Après la guerre franco-prussienne de 1870 où l'Alsace est annexée de force, s'ouvrent de vastes perspectives en Allemagne et en Angleterre. En 1875, on comptera déjà 2300 produits différents, 10 fois plus qu'en 1862, répartis sur 300 pages de catalogue. Grâce au souci porté à la qualité de ses aciers et à leur juste emploi, Goldenberg peut rivaliser avec les Anglais et les Allemands.

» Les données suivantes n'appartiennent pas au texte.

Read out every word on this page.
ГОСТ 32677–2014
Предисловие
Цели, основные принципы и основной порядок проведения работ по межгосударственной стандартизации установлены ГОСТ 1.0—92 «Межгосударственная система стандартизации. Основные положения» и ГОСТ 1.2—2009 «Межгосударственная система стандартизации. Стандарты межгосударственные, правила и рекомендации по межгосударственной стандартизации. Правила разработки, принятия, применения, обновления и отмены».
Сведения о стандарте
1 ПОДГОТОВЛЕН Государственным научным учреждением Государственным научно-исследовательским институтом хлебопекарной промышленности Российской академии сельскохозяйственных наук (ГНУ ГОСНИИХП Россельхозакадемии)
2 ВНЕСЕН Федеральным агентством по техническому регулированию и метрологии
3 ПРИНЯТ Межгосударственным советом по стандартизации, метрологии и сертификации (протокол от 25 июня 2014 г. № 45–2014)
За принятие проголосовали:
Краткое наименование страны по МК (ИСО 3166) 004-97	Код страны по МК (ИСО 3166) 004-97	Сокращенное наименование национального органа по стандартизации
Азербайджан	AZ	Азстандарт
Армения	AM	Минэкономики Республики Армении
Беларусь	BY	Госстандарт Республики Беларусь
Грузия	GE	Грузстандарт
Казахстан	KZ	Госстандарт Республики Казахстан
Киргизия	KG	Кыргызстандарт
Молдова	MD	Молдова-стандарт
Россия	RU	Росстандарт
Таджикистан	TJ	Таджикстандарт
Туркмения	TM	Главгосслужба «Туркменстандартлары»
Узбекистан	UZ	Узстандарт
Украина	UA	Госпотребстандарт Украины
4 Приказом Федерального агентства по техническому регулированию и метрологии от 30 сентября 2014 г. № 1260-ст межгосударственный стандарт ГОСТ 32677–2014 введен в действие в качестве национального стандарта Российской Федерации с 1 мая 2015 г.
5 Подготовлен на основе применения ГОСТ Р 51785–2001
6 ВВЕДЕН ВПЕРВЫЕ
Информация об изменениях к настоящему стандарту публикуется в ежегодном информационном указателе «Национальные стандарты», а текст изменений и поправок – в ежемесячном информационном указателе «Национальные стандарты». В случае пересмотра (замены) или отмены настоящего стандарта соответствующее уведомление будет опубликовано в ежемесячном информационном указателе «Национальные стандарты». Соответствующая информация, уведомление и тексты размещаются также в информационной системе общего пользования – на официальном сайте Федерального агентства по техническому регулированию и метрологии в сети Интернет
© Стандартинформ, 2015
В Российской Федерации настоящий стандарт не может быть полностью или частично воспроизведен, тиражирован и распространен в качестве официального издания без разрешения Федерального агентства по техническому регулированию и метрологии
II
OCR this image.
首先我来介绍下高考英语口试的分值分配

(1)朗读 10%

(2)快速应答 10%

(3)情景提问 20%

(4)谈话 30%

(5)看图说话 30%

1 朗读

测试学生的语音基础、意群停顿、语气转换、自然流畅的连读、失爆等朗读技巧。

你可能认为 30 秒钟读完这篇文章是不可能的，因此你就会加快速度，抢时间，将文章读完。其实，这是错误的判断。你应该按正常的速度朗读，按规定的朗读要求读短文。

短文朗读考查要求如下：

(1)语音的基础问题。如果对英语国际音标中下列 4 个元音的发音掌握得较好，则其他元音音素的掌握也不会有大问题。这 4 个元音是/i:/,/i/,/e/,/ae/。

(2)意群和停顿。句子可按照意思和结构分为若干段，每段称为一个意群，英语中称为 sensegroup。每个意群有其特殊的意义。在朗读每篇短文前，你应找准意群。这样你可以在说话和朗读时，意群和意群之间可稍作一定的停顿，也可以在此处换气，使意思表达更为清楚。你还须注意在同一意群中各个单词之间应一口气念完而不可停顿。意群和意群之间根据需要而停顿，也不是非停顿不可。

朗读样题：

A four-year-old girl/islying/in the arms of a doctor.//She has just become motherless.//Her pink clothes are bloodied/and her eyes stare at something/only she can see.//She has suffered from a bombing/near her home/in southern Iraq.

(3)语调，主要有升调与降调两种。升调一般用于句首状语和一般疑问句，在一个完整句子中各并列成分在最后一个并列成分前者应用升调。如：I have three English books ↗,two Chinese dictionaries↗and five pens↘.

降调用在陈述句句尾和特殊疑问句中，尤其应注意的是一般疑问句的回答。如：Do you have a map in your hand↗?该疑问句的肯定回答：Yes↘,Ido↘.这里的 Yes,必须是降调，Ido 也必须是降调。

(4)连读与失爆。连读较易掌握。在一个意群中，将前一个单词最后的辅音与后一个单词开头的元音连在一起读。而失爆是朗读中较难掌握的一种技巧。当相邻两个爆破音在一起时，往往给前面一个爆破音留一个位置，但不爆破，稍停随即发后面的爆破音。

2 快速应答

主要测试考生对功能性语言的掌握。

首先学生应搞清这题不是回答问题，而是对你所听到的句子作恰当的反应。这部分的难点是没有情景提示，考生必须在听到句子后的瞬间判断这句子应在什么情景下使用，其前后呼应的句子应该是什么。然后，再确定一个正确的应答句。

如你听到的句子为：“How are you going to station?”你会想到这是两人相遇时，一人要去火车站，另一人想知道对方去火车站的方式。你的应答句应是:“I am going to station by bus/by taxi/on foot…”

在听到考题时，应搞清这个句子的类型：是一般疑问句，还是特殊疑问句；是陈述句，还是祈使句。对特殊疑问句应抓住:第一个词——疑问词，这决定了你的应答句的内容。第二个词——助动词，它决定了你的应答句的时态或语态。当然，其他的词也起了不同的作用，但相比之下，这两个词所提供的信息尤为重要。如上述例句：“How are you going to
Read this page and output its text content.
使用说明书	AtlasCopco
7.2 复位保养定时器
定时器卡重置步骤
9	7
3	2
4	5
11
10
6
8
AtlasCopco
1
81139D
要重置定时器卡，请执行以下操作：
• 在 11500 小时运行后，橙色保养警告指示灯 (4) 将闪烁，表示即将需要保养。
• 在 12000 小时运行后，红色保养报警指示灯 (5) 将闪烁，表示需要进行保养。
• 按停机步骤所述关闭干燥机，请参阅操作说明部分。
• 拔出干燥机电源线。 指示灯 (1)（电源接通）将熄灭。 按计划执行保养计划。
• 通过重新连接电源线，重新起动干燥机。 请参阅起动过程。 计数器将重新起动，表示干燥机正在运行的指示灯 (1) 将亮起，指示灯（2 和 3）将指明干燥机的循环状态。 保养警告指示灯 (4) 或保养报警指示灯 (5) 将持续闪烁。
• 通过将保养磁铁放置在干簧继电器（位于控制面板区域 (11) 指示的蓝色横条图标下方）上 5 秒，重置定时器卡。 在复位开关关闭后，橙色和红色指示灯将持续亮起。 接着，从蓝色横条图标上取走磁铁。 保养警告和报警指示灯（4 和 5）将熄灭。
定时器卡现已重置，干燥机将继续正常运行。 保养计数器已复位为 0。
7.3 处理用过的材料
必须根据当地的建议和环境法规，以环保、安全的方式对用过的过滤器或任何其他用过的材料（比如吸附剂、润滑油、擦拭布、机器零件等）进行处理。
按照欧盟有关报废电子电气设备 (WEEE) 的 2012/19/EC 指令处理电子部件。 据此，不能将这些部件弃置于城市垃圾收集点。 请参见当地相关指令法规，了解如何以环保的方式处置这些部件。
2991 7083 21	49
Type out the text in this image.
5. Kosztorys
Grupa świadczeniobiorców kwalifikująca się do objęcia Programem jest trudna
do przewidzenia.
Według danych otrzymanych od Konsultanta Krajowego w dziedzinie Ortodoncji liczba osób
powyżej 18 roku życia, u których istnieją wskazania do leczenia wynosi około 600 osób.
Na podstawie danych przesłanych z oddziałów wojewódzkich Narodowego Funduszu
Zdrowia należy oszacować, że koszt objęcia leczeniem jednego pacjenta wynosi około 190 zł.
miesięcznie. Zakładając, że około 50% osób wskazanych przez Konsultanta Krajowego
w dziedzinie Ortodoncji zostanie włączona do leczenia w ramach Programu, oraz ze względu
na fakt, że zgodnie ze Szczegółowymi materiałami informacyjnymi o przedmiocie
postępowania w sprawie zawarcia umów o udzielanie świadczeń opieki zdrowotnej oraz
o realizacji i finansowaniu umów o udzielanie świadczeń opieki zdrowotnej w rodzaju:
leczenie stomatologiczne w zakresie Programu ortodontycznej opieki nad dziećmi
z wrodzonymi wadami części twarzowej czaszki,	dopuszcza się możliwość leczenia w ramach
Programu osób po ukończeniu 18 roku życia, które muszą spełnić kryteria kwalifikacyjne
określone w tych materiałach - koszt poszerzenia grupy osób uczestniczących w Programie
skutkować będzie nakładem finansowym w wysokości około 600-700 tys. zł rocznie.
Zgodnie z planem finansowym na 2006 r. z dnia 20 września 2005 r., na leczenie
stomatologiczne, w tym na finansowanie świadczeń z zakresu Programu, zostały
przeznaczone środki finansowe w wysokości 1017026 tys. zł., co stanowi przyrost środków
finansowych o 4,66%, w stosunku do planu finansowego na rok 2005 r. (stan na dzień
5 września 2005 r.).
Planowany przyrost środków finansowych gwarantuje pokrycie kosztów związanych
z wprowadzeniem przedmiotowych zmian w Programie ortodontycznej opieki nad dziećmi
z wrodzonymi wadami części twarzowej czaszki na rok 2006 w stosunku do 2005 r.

Scies, outillage, articles de ménage comme hachoirs, couteaux, moulins à café, à poivre, râpes à sucre (de betteraves sans doute), casse-noix, etc... sortent en masse de son usine qui compte désormais 1200 ouvriers, un quadruplement par rapport à 1837. L'entreprise passera toutes les vicissitudes de l'histoire, se reconvertissant dans l'industrie de guerre par exemple en 1914-1918 ou 1939-1945 (elle sera violemment et inutilement bombardée par les Alliés en 1945 à un jour de la libération du village), avant de péricliter dans les années 1960 après son rachat par la société Peugeot (qui y fabriquera un temps ses moulins) qui détruira cette belle usine à coups de plans sociaux. 

Reste le mince fil Chroma France qui relie encore au passé coutelier de la région.